Wednesday, 15 January 2020
Hall B (Boston Convention and Exhibition Center)
Handout (1.9 MB)
A group of unique integrative hydrometeorological applications are in development and use at Colorado State University (CSU). Advances in the use of these systems are leading toward additional system applications by local communities. These communities include: 1) local Colorado farmers via the USDA-NIFA Ogallala Water Coordinated Agricultural Project (OWCAP) with a cloud-based irrigation scheduler application and a new data management portal, 2) National Weather Service (NWS) forecasters via blended rainfall, total precipitable water, and layered water vapor products for operational heavy rain forecasts and user impacts, 3) Army Engineers that require estimates of soil moisture and soil strength for trafficability and mobility, including the abiotic context for biological environmental health issues, and 4) several other complex environmental collaborations.
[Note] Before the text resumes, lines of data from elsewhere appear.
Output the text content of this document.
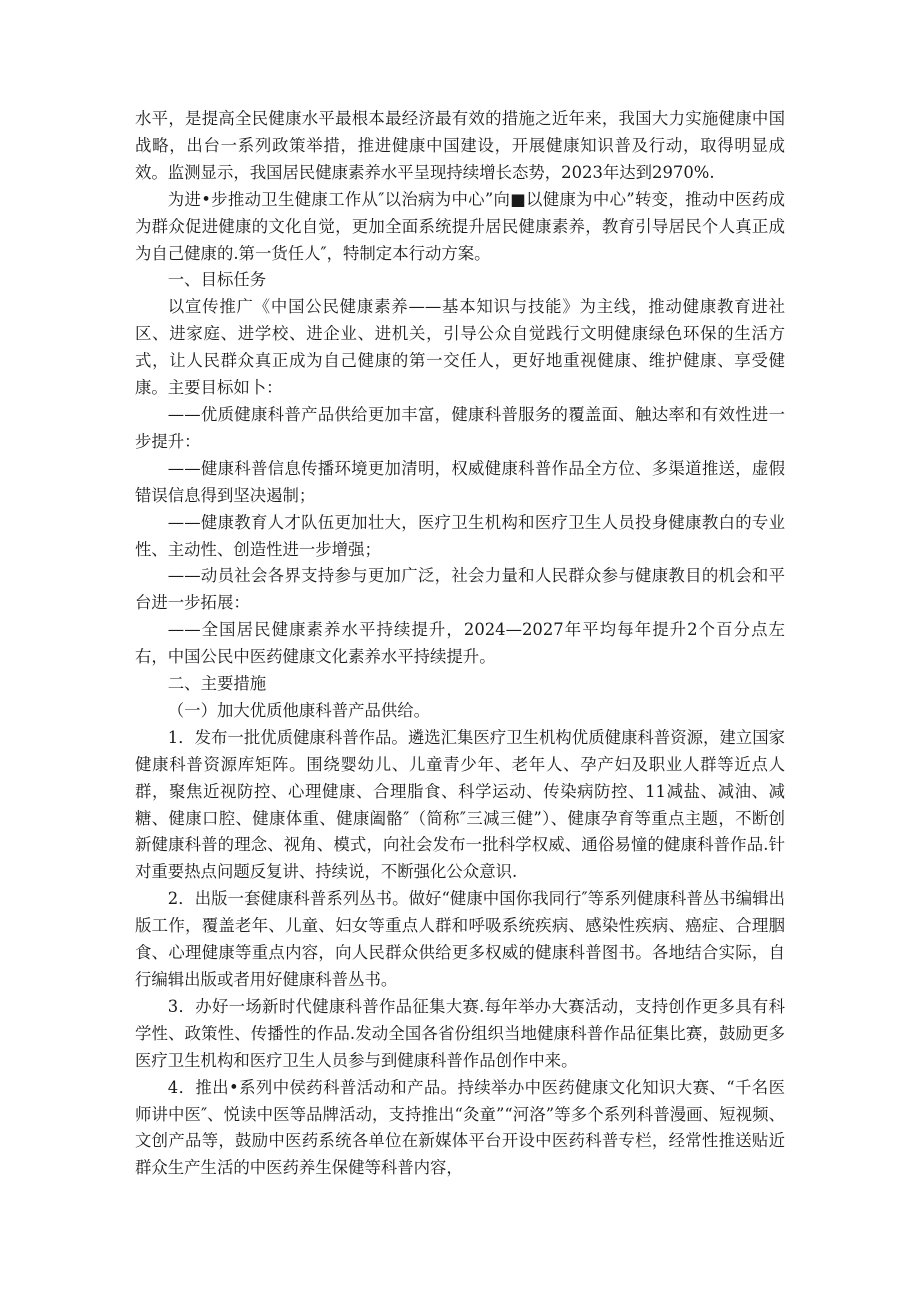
水平，是提高全民健康水平最根本最经济最有效的措施之近年来，我国大力实施健康中国战略，出台一系列政策举措，推进健康中国建设，开展健康知识普及行动，取得明显成效。监测显示，我国居民健康素养水平呈现持续增长态势，2023年达到2970%.

为进•步推动卫生健康工作从″以治病为中心”向■以健康为中心”转变，推动中医药成为群众促进健康的文化自觉，更加全面系统提升居民健康素养，教育引导居民个人真正成为自己健康的.第一货任人″，特制定本行动方案。

一、目标任务

以宣传推广《中国公民健康素养——基本知识与技能》为主线，推动健康教育进社区、进家庭、进学校、进企业、进机关，引导公众自觉践行文明健康绿色环保的生活方式，让人民群众真正成为自己健康的第一交任人，更好地重视健康、维护健康、享受健康。主要目标如卜：

——优质健康科普产品供给更加丰富，健康科普服务的覆盖面、触达率和有效性进一步提升：

——健康科普信息传播环境更加清明，权威健康科普作品全方位、多渠道推送，虚假错误信息得到坚决遏制；

——健康教育人才队伍更加壮大，医疗卫生机构和医疗卫生人员投身健康教白的专业性、主动性、创造性进一步增强；

——动员社会各界支持参与更加广泛，社会力量和人民群众参与健康教目的机会和平台进一步拓展：

——全国居民健康素养水平持续提升，2024—2027年平均每年提升2个百分点左右，中国公民中医药健康文化素养水平持续提升。

二、主要措施

（一）加大优质他康科普产品供给。

1．发布一批优质健康科普作品。遴选汇集医疗卫生机构优质健康科普资源，建立国家健康科普资源库矩阵。围绕婴幼儿、儿童青少年、老年人、孕产妇及职业人群等近点人群，聚焦近视防控、心理健康、合理脂食、科学运动、传染病防控、11减盐、减油、减糖、健康口腔、健康体重、健康阖骼″（简称″三减三健”）、健康孕育等重点主题，不断创新健康科普的理念、视角、模式，向社会发布一批科学权威、通俗易憧的健康科普作品.针对重要热点问题反复讲、持续说，不断强化公众意识.

2．出版一套健康科普系列丛书。做好“健康中国你我同行″等系列健康科普丛书编辑出版工作，覆盖老年、儿童、妇女等重点人群和呼吸系统疾病、感染性疾病、癌症、合理胭食、心理健康等重点内容，向人民群众供给更多权威的健康科普图书。各地结合实际，自行编辑出版或者用好健康科普丛书。

3．办好一场新时代健康科普作品征集大赛.每年举办大赛活动，支持创作更多具有科学性、政策性、传播性的作品.发动全国各省份组织当地健康科普作品征集比赛，鼓励更多医疗卫生机构和医疗卫生人员参与到健康科普作品创作中来。

4．推出•系列中侯药科普活动和产品。持续举办中医药健康文化知识大赛、“千名医师讲中医″、悦读中医等品牌活动，支持推出“灸童”“河洛”等多个系列科普漫画、短视频、文创产品等，鼓励中医药系统各单位在新媒体平台开设中医药科普专栏，经常性推送贴近群众生产生活的中医药养生保健等科普内容，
The collaborations range from community health improvements focused on multi-agency/organization human-centric issues, the International Phytobiome Initiative which evaluates plant health in the context of its full environment, and the CSU Terraforma effort that links animal-plant-soil pathogens in a controlled environmental context. These applications serve as a development guide for enabling technologies such as GIS for identification of human-animal-plant linkages, exploration of possible disease pathways, and communication and notification of community “events” as they occur. Method development makes use of machine learning and data assimilation to optimize system resources and states, and to identify changes as they occur within a rich multi-level organizational network. These integrative hydrometeorological application frameworks are a necessary step toward exploring multi-party event-based systems that will dynamically interact with and benefit our future communities.